There’s two different reasons:

Reason 1 – Size illusion. You know how a jumbo passenger plane looks like it’s going too slow to stay up? Like it should be falling but isn’t? That’s because the length of the plane is huge, so in relative plane-lengths, a fast speed doesn’t look fast. 80 meters per second is one plane-length-per-second in an 80 meter long plane. Larger objects going the same speed as smaller objects appear to be going slower even when going the same speed.

So reason 1: Because the space rocket is longer than an anti-aircraft missile, it would look slower even when going the same speed as it.

Reason 2 – Space rockets have as much fuel as they possibly can, lowering their Thrust to Weight Ratio (TWR). Weapon missiles need to get moving fast on their way to the target, so they don’t pack as much fuel weight as possible as that would slow them down.

Let’s say you have a rocket engine that could push a 100 tonne rocket at a TWR of 3. Three times its weight, meaning after you subtract out the 1G of thrust it would take just to hover, the remaining thrust is still giving you 2G’s upward.

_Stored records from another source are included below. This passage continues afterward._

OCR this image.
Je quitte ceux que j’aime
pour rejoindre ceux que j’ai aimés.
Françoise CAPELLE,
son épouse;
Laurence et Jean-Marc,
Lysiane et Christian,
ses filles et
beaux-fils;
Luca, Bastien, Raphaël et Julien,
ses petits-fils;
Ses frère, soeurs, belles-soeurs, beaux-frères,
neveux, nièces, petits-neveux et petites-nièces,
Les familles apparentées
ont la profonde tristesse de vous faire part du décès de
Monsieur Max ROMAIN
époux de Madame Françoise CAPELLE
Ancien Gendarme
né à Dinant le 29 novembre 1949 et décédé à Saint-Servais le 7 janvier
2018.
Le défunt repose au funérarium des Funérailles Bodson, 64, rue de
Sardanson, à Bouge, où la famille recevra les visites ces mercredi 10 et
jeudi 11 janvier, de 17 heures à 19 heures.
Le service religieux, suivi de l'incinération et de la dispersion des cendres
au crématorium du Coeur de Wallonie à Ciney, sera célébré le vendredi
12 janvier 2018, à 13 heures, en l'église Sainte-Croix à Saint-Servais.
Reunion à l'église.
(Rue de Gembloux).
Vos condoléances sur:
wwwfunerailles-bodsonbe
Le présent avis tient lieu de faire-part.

It can accelerate up twice as fast as a falling object normally accelerates down. That’s super fast.
So what if you added more fuel to use in that rocket engine? Enough to make the rocket 200 tonnes instead of 100? Well then you now only have a 1.5 TWR. The rocket is heavier so it thrusts up much slower. That’s less efficient… But… what happens after that rocket has burned off 100 tonnes of that fuel? When it’s back to the state the previous version was in with the same engine pushing 100 remaining tonnes?

Then it’s just as good at accelerating as the previous version was, but now it’s starting that state already up in the air, already with some speed going. So it can’t hurt to have added the extra 100 tonnes of fuel. Sure, the 100 additional tonnes are less efficiently used, but once they’re gone you’re back to the same state again, with 100 tonnes left, but now you start in that state after having gotten a bit further along.

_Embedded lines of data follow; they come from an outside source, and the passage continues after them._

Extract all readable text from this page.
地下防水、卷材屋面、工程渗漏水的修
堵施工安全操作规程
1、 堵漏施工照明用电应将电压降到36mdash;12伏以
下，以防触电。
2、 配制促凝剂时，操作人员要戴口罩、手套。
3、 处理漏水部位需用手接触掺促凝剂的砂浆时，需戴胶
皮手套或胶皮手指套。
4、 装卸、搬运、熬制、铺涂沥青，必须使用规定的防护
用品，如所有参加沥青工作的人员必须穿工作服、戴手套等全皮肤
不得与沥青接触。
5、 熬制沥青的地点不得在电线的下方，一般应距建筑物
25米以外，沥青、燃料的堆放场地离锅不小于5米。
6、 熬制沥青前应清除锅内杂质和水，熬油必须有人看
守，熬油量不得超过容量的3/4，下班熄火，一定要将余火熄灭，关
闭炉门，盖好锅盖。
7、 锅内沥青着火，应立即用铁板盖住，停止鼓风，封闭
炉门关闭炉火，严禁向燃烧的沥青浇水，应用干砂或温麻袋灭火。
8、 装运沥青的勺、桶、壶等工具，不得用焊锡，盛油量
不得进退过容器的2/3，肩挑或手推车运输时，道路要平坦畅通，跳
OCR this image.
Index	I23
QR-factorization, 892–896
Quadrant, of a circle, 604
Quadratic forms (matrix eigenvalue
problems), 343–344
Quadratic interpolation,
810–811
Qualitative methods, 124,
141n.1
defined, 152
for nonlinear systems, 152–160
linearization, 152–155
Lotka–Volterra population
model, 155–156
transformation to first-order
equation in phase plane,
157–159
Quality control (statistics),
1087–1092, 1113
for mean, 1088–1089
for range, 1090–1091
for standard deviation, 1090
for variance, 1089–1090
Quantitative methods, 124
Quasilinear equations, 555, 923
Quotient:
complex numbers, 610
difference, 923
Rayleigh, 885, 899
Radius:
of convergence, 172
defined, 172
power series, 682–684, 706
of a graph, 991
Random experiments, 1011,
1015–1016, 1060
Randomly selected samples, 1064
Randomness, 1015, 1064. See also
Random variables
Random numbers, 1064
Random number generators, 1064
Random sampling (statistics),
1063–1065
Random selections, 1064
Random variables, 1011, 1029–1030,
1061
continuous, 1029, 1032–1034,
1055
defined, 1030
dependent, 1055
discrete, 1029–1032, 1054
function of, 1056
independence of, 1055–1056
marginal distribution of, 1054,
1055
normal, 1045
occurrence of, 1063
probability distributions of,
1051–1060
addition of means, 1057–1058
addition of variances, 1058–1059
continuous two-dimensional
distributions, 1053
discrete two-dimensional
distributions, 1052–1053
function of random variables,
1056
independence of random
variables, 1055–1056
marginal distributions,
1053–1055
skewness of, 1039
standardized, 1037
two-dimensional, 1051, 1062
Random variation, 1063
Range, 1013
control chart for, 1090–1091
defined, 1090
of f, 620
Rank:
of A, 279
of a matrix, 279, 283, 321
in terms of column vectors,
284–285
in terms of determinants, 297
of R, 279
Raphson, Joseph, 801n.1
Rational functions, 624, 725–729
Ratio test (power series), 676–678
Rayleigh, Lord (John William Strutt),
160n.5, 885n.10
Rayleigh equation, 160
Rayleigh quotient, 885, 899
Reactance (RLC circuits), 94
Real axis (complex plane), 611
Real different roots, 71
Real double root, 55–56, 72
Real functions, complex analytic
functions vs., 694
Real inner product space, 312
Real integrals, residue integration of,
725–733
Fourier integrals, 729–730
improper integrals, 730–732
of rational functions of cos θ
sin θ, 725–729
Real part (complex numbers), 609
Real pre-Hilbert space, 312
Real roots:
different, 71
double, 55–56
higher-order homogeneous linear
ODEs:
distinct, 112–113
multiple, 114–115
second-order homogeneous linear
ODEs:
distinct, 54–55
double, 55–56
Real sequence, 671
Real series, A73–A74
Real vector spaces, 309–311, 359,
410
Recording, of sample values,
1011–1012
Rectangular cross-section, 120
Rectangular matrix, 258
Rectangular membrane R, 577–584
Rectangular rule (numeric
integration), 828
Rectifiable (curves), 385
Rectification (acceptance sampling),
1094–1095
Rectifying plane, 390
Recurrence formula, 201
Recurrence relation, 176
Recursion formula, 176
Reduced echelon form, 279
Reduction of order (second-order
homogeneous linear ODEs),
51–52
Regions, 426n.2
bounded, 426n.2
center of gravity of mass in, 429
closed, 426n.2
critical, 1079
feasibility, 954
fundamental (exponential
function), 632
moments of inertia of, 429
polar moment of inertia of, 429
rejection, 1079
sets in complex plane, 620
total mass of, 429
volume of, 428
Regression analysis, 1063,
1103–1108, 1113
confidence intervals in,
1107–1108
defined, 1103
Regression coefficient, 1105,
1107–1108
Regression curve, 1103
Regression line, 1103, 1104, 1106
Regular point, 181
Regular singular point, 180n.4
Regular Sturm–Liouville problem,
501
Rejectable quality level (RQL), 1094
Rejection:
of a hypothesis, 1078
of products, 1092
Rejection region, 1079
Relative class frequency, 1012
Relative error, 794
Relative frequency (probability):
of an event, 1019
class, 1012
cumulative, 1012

It’s always worth it to design more fuel into the rocket even though it will be used inefficiently at first, up to the point where the launch is so slow the rocket doesn’t really work at all. As long as it’s able to accelerate up a *little* when it starts, there’s no harm in the extra fuel weight because that weight will eventually burn away and you’ll be right back to the efficient thrust the lighter version of the rocket with less fuel had on the ground.

Therefore typical space launches have a TWR of about 1.2 to 1.4 off the pad. As long as a quick release isn’t needed to hit a moving target, you may as well have the extra fuel that bogs you down at first.

Also, there is actually some value in a slower launch, since it’s the turning the rocket does in the first 20 seconds of flight or so that really locks in the aim for what the rest of the launch is like, and that turn is easier to accomplish if the rocket isn’t going too fast yet. Once it starts going fast you need to have already been turned down a bit or it will be too hard to forcibly turn it. Momentum and aerodynamics will be forcing it to go straight into the “wind”, and deviating too far from that will induce extra drag and possibly break the rocket walls from the forces pushing sideways on it.

So a low TWR at launch makes it easier to get the aim “dialed in” before the real high speed stuff starts and the rocket’s light shell is too fragile to forcibly turn it into the wind. (unlike a missile where it’s worth it to build it strong so it can course correct at high speed without tearing itself apart.)